Could AI be the spark that ends the opioid epidemic?
The opioid epidemic has had a whack-a-mole kind of complexity, stumping researchers for the better part of two decades, as they’ve attempted to better understand the evolving social and systemic factors that push people to start abusing opioids and also identify potential overdose hot spots.
These woefully tedious and often-flawed efforts all occur as clinicians work to provide safe, effective treatment and other resources to those in the throes of addiction.
As both researchers and clinicians examine the opioid epidemic’s extensive and persistent reach, they are now curiously exploring AI and asking, Could this be the moonshot that ends the opioid epidemic?
Healthcare is not one for hopping on bandwagons, notoriously slow in piloting and implementing new technology. And this tendency is not without consequence. One report suggested that the industry loses over $8.3 billion a year due to being a late or non-adopter of technology like advanced electronic health records.
Public health researchers and biomedical engineers have been quietly cultivating an AI-fused revolution in medicine, with addiction prevention and treatment the newest beneficiary.
But the opioid epidemic’s tolls are greater than the ones on the ledgers. Going back to 1999, over 1 million people have died due to a drug-related overdose. In 2021, 106,699 drug overdose deaths occurred in America, among the highest per capita volume in the history of the country. Around 75% of all of these overdoses were attributable to the usage of opioids, which includes prescription painkillers like Vicodin and Percocet as well as “street” drugs like heroin.
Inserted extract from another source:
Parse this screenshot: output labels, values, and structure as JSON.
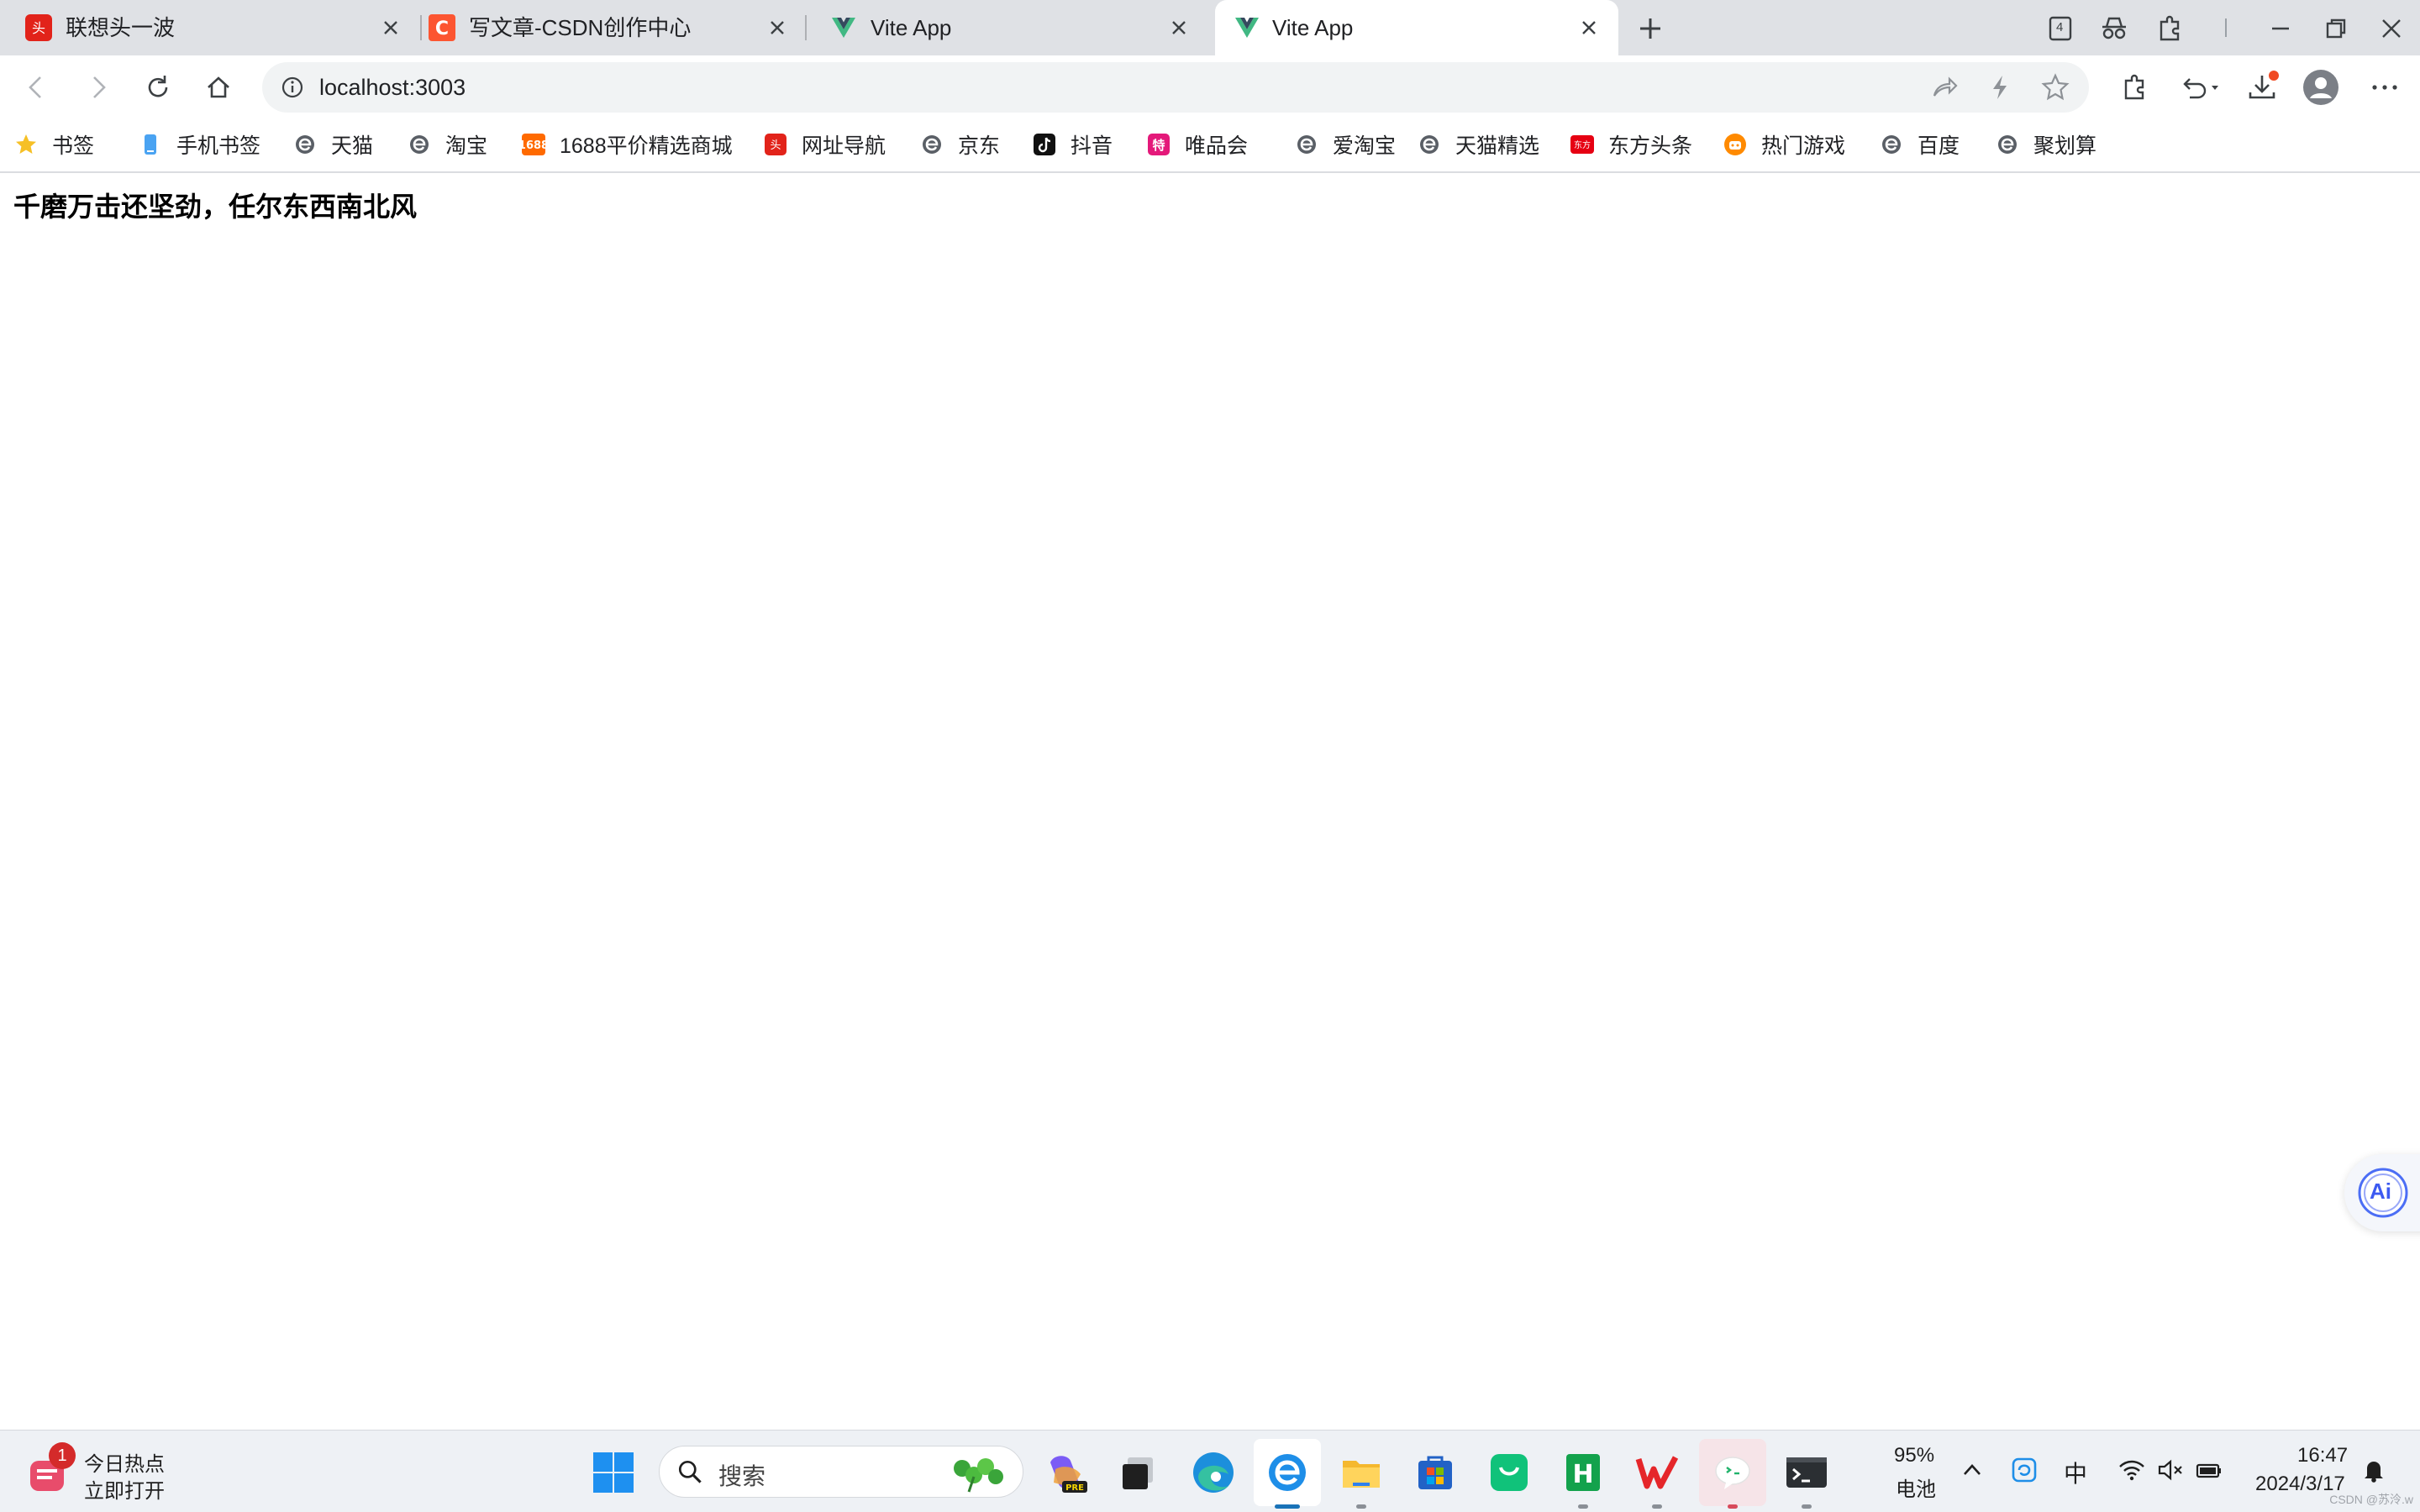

Despite the Centers for Disease Control and Prevention and the National Institutes of Health pouring billions of dollars into outreach, education, and prescription monitoring programs, the epidemic has remained stubbornly persistent.
For the past decade, I have been conducting research on the opioid epidemic in rural and urban communities across America, including New York City and rural southern Illinois.
Most in my field agree, albeit reluctantly, that there’s an incredible amount of guesswork involved in identifying the intricate risks that drug users face. Which drugs will they get? Will they inject, snort, or smoke them? Who, if anyone, will they use around, in case they overdose and need help?
That’s not it. Practitioners are also regularly combating idiosyncratic federal and state guidelines on effective treatments for opioid use disorder, like suboxone. And they also find themselves playing catch-up with increasingly unpredictable drug supplies that are contaminated with cheap, synthetic opioids like fentanyl, which is largely responsible for recent surges in opioid-related overdose deaths.
While AI developments like ChatGPT have been what has captured the imagination of most of the public, public health researchers and biomedical engineers have quietly been concocting an AI-fused revolution in medicine, with addiction prevention and treatment the newest beneficiaries.
Innovations in this space primarily use machine learning to identify individuals who may be at risk of developing opioid use disorder, disengaging from treatment, and relapse. For example, researchers from the Georgia Institute of Technology recently developed machine-learning techniques to effectively identify individuals on Reddit who were at risk of fentanyl misuse, while other researchers developed a tool for locating misinformation about treatments for opioid use disorder, both of which could allow peers and advocates to intervene with education.
Other AI-fueled programs, such as Sobergrid, are developing the capacity to detect when individuals are at risk of relapsing — for example, based on their proximity to bars — then linking them to a recovery counselor.
The most impactful developments relate to reduction of overdoses, often brought on by mixing drugs. At Purdue University, researchers have developed and piloted a wearable device that can detect signs of overdose and automatically inject an individual with naloxone, an overdose-reversing agent. Another crucial development has been the creation of tools to detect hazardous contaminants in drug supplies, which could radically reduce fentanyl-fueled overdoses.
Despite this immense promise, there are concerns — could facial recognition technology be used to locate people who appear high, leading to discrimination and abuse? Uber already took a step in developing this kind of capacity in 2008, attempting to patent a technology that would detect a drunk passenger.
And what about dis/misinformation, a problem already plaguing chatbots? Might malicious parties embed incorrect information into chatbots to mislead drug users on risks?
Going back to Fritz Lang’s seminal silent film “Metropolis” in 1927, the public has been fascinated by the idea of new, humanlike technology making lives easier and richer. From Stanley Kubrick’s “2001: A Space Odyssey” in 1968 to films like “I, Robot” and “Minority Report” in the early 2000s, though, these wistful visions have slowly morphed into a kind of existential dread.
It will be up to not just researchers and clinicians, but also patients and the broader public to keep AI honest and from turning humanity’s grandest challenges, like the opioid epidemic, into insurmountable ones.